Yichang
in from the riverside
where the putter of boat engines dulls
you practise scales
by a low pool among trees
long slow notes climb up your flute
as rain drops ring
young sad notes
almost as still as the leaves
sweet green notes
tugging at the sleeves of ghosts
pulling over the water
like a kind of grieving
reeling us in
to stand in the rain
listening
About this poem
This poem was included in Best Scottish Poems 2007. Best Scottish Poems is an online publication, consisting of 20 poems chosen by a different editor each year, with comments by the editor and poets. It provides a personal overview of a year of Scottish poetry. The editor in 2007 was Alan Spence.
Editor's comment:
Mandy Haggith is yet another poet new to me, and another influenced by eastern sensibilities. This has all the delicacy of a Chinese scroll-painting - you can imagine it rendered as calligraphy trailing down the silk alongside a watercolour brush-drawing of trees, the river with the boat moored, its occupants reeled in by the flute player. It’s a moment of perfect stillness, attentiveness, rain falling on the leaves, on the pool, and we as readers are also reeled in to stand there, listening.
Author's note:
Yichang is the Chinese city just downstream from the enormous dam being built on the Yangtse River.
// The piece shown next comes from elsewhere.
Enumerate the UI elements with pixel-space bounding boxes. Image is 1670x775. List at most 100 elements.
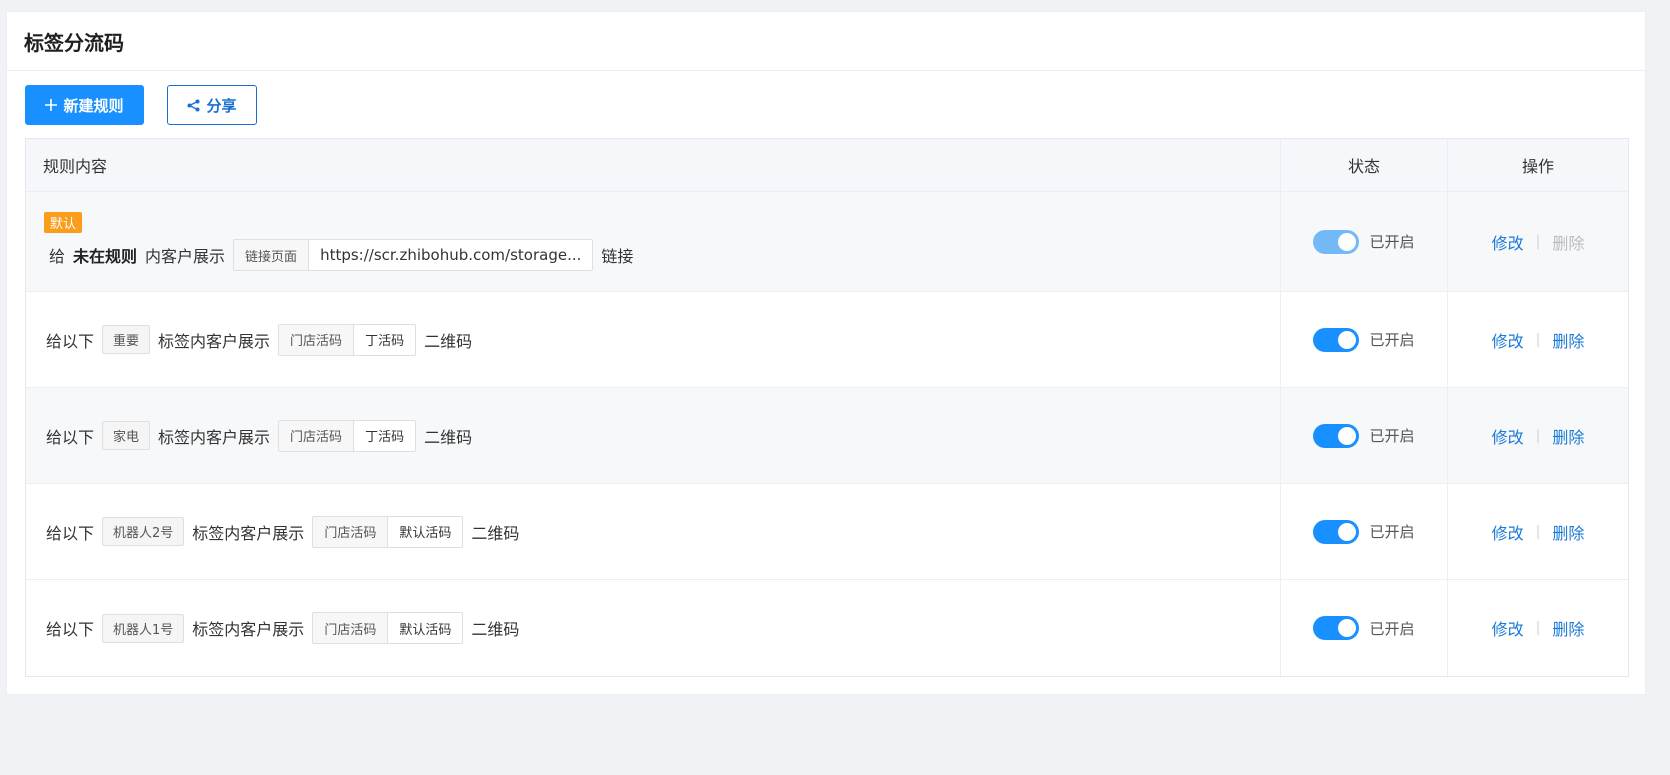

It is a port for huge cruise boats, plying what is left of the Three Gorges, and also for all manner of river freight. These are the engines whose putter is left behind at the start of the poem, as we follow the sound of a flautist playing slow scales in a park.
I went to Yichang as part of a long journey in 2006 researching the global paper industry. China represents extremes in the world of paper, having both ancient traditions of beautiful hand-made sheets and a fast-growing and horribly polluting modern pulp industry. The Yangtse dam is an icon of Chinese industrialisation, creating a reservoir that has led so far to the displacement of more than a million people. Thousands of farms, grave sites, historic monuments and sacred places have been drowned. The melancholy tone of this poem is a response to this loss.
Raindrops on still water and the simple, haunting flute music stand in direct contrast to the hubbub of the river and its industry. I think it is important for poetry to listen to and convey the quietness that lies behind the noise of public places.
I hope to show the slow notes of the musical scale through resonant single syllable words. There are lots of 'ing' words, to give a sense of the raindrop rings. It's an oral poem, intended to be read out, slowly, allowing all the rhymes to chime. At its heart, 'leaves' and 'sleeves' lead to 'grieving'.
This poem is in the third section of Castings, called 'Casting Adrift', the poems in which are the result of travels all over the world. It is the first of several about the Yangtse. The other two sections are from closer to home: 'Casting Off' is all about the River Kelvin in Glasgow, while 'Casting Ashore' is a bunch of poems about my home in Assynt.